Wednesday, November 5, 2008

Kirchhorst, 19. Juli 1939


Nach dem Bade im Schlendern Unterhaltung über die Konstellation, die diese Jahre beherrscht. Die Menschen leben wie Tiere in einem trüben Wasser und kennen ihren Standort nicht. Ein Auge von stärkerer Durchdringung würde sie indessen wohlgeordnet erblicken wie Fähnlein, die im Felde stehen. Vielleicht ist diese mangelhafte Kenntnis der Dinge für den Mechanismus der Geschichte wesentlich, denn ihr gesellt sich Blindheit gegenüber den wirklichen Gefahren und damit eine Art von schicksalhaftem Mut. Es gibt indessen Zeichen, durch deren Kraft die Lage mit einem Schlag sichtbar werden kann. Sie flammen wie Raketen im dunklen Vorland auf.

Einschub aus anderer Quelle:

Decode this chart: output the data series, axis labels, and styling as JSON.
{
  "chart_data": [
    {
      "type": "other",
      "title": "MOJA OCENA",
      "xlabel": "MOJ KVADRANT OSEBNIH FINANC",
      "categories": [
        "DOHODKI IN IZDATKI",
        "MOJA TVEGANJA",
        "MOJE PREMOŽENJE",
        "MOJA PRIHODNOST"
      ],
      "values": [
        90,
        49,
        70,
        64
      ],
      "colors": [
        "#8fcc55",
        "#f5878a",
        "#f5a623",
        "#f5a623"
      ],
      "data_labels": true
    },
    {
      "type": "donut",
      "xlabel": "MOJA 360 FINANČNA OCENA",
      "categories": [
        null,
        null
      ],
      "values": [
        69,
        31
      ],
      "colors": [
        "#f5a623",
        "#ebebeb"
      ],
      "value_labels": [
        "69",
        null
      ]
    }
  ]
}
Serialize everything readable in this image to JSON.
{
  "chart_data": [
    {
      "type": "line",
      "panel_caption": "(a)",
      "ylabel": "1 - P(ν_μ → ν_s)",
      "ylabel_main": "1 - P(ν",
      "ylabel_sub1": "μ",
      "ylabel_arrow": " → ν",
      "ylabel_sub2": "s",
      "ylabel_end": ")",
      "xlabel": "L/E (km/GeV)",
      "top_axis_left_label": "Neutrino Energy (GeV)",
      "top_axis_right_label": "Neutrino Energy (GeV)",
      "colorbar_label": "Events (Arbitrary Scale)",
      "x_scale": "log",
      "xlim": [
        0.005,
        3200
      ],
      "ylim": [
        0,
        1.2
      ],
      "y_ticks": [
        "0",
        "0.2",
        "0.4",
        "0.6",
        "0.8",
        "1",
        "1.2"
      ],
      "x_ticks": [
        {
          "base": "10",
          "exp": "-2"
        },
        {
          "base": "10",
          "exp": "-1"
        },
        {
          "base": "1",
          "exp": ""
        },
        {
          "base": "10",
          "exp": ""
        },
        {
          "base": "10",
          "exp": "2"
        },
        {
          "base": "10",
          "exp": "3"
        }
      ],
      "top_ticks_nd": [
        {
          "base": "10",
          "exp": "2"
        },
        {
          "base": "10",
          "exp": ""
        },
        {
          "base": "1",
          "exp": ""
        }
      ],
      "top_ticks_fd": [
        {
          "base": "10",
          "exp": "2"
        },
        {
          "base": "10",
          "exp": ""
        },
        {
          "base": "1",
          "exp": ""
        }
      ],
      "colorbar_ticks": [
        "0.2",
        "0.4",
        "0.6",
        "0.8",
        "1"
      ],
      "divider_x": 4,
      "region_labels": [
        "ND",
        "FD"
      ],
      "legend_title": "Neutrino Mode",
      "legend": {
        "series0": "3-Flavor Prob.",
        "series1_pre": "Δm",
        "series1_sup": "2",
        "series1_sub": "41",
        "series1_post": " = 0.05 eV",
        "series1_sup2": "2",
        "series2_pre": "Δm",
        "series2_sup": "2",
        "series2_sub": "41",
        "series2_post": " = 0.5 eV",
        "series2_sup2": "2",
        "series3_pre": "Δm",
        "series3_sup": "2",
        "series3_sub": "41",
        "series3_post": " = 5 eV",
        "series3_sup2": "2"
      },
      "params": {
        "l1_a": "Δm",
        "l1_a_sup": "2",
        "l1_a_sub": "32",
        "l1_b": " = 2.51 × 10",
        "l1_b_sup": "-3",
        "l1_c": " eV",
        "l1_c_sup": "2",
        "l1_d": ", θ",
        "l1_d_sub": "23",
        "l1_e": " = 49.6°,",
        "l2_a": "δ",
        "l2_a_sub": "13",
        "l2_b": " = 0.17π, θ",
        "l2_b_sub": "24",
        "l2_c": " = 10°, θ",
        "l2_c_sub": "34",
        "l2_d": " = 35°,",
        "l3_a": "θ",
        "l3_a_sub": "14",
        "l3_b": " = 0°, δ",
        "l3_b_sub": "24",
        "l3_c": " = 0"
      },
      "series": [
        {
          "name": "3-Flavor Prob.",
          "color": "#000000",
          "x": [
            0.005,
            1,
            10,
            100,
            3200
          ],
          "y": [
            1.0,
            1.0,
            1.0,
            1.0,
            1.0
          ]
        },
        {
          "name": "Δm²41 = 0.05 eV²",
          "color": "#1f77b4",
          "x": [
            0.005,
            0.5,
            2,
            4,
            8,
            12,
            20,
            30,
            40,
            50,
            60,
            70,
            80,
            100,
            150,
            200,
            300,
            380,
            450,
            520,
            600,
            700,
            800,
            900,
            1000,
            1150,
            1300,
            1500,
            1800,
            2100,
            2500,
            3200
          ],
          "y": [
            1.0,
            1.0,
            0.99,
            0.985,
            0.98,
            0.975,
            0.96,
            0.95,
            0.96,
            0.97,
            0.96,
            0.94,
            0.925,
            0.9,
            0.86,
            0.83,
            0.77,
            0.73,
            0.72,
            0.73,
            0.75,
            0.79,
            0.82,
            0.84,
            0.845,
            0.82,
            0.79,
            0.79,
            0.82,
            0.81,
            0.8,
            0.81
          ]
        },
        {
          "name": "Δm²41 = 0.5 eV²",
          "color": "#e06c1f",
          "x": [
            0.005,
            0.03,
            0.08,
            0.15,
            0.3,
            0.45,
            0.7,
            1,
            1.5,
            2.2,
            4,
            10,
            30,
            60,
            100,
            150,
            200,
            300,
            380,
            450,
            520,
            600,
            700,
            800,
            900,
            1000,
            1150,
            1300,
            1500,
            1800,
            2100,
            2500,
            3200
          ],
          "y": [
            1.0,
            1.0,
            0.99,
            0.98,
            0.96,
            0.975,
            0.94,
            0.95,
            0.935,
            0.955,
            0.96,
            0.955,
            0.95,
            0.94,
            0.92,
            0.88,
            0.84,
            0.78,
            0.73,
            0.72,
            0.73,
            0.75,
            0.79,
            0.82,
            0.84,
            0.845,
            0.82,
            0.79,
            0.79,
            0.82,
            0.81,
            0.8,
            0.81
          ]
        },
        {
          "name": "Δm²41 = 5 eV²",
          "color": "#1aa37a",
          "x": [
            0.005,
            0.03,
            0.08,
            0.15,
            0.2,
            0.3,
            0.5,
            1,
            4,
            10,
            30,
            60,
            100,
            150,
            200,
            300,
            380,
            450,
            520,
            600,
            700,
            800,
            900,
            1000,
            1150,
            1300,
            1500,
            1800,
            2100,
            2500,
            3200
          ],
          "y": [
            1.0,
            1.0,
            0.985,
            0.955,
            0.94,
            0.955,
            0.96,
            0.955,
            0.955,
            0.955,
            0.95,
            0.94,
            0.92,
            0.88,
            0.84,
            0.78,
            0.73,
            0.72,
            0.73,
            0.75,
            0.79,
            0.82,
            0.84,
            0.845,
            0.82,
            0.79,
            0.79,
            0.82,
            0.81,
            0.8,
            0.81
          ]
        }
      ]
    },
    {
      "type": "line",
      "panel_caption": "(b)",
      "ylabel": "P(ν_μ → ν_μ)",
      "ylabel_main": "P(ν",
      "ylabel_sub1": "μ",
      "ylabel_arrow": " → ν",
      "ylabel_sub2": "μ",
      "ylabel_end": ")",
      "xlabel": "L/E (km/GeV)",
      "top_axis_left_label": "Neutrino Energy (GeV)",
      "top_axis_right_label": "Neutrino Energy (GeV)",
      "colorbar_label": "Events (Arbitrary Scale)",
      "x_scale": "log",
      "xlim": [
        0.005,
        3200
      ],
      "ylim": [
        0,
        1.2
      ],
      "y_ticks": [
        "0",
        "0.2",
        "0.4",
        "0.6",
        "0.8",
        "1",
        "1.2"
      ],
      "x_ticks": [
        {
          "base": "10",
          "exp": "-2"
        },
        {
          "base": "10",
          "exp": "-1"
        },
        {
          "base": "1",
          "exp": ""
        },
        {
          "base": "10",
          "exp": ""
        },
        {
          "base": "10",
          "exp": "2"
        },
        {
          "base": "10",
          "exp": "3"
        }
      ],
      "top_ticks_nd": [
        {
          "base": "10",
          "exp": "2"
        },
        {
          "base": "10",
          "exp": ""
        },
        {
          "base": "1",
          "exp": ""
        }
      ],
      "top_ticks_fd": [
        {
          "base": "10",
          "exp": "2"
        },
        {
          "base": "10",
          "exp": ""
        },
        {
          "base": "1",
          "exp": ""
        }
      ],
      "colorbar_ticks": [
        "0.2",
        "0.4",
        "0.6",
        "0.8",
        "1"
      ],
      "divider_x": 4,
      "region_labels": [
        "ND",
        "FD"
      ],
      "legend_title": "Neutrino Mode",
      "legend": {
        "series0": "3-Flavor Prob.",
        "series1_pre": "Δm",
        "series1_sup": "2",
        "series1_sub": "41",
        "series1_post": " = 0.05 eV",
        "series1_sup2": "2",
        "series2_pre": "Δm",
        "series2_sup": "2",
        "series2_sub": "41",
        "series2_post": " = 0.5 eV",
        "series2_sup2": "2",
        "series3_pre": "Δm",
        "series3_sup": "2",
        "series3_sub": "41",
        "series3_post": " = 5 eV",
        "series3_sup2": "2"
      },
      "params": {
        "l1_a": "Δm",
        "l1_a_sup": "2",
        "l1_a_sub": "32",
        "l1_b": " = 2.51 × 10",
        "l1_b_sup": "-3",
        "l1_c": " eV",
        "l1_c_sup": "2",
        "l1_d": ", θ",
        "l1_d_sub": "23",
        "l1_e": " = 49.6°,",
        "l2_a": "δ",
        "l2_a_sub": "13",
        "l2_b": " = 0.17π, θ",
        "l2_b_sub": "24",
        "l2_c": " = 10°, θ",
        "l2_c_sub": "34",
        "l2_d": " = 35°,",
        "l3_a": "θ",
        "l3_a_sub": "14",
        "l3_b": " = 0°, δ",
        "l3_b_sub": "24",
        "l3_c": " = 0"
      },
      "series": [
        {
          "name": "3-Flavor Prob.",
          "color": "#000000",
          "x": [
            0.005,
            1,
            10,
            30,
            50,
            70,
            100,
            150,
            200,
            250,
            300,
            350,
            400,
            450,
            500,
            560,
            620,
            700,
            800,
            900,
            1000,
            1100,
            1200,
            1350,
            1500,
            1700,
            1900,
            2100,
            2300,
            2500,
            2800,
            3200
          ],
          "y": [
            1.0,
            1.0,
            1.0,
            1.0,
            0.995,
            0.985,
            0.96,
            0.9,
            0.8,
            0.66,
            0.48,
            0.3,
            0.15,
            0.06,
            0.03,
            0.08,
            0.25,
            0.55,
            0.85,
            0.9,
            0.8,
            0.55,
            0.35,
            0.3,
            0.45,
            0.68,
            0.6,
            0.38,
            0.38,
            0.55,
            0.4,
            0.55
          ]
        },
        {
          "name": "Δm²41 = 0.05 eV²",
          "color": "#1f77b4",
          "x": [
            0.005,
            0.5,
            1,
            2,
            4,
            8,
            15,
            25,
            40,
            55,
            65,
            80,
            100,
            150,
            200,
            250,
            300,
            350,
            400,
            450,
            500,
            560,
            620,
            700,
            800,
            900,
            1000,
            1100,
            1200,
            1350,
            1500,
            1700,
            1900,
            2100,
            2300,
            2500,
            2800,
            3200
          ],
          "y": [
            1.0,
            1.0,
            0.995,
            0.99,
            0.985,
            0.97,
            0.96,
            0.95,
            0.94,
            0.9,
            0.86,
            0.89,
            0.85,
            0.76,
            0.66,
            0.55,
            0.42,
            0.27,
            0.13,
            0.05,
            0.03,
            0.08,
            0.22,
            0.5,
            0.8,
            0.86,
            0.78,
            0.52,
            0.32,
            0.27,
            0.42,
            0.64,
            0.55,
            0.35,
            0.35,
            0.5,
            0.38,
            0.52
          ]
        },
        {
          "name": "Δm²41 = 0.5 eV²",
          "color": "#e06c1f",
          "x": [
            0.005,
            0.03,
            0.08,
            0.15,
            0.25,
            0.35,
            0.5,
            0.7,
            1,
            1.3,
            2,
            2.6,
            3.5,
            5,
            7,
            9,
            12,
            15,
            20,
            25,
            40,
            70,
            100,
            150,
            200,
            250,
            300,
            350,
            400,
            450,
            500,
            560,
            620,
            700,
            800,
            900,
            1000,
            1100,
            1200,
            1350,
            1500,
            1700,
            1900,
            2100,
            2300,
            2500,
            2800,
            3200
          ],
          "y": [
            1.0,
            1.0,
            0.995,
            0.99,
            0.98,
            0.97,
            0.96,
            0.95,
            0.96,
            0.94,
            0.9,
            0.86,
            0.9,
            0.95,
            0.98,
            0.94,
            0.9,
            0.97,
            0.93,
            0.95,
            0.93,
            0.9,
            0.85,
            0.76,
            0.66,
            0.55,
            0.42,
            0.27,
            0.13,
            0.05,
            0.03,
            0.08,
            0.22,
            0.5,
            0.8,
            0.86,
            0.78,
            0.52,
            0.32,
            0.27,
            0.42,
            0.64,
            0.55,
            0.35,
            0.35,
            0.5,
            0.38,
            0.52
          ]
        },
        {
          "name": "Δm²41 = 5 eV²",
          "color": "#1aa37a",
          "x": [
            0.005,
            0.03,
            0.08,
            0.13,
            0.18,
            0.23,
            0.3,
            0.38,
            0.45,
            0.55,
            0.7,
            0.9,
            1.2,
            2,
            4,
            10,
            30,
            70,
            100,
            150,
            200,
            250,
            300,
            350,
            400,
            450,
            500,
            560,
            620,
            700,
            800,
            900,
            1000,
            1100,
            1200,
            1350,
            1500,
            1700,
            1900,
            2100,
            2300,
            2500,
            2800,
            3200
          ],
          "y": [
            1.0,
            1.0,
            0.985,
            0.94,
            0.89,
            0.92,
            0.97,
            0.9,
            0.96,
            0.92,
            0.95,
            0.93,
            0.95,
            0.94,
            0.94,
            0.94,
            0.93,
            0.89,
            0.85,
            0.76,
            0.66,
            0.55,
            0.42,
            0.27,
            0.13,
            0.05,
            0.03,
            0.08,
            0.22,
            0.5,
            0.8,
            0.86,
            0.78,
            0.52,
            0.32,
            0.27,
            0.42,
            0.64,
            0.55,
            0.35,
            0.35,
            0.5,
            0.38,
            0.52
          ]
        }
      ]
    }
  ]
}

Das Bad: ein Wassertümpel in einer alten Tongrube, die auf dem Weg nach Lohne liegt. Die runde Fläche ist fast bis zur Mitte von den braunen Blättern des Froschlöffels eingefasst; die Bremsen ziehen Figuren über ihr. Das Wasser ist tief und stil, und von der Tongrube dringen Moderblasen und kühle Wallungen herauf. Die Ufer sind von Weidevieh tief ausgetreten, und Wasserjungfern und Libellen sonnen sich am Schilf - rot, aschblau, schwarz und grün gegittert und blass mit dunklem Flügelband, die Leiber wie aus feinem, grellem Bambusrohr gesteckt. Die Schwalben kommen aus den Höfen angeflogen und netzen sich auf der Eintagsfliegenjagd die Brust. Ein kleiner Pump, von Schilf und hohen Binsen wie von Wimpern eingerahmt, doch auch mit Fischen in seiner Tiefe und dem Storch von neuwarmbüchen als Gast, der die Frösche spiesst. Auch hier regiert Neptun durch seine Diener, den Nix und jenen Geist, der in den Brunnen wohnt. Daher denn auch die volle Erquickung, die das Element gewährt.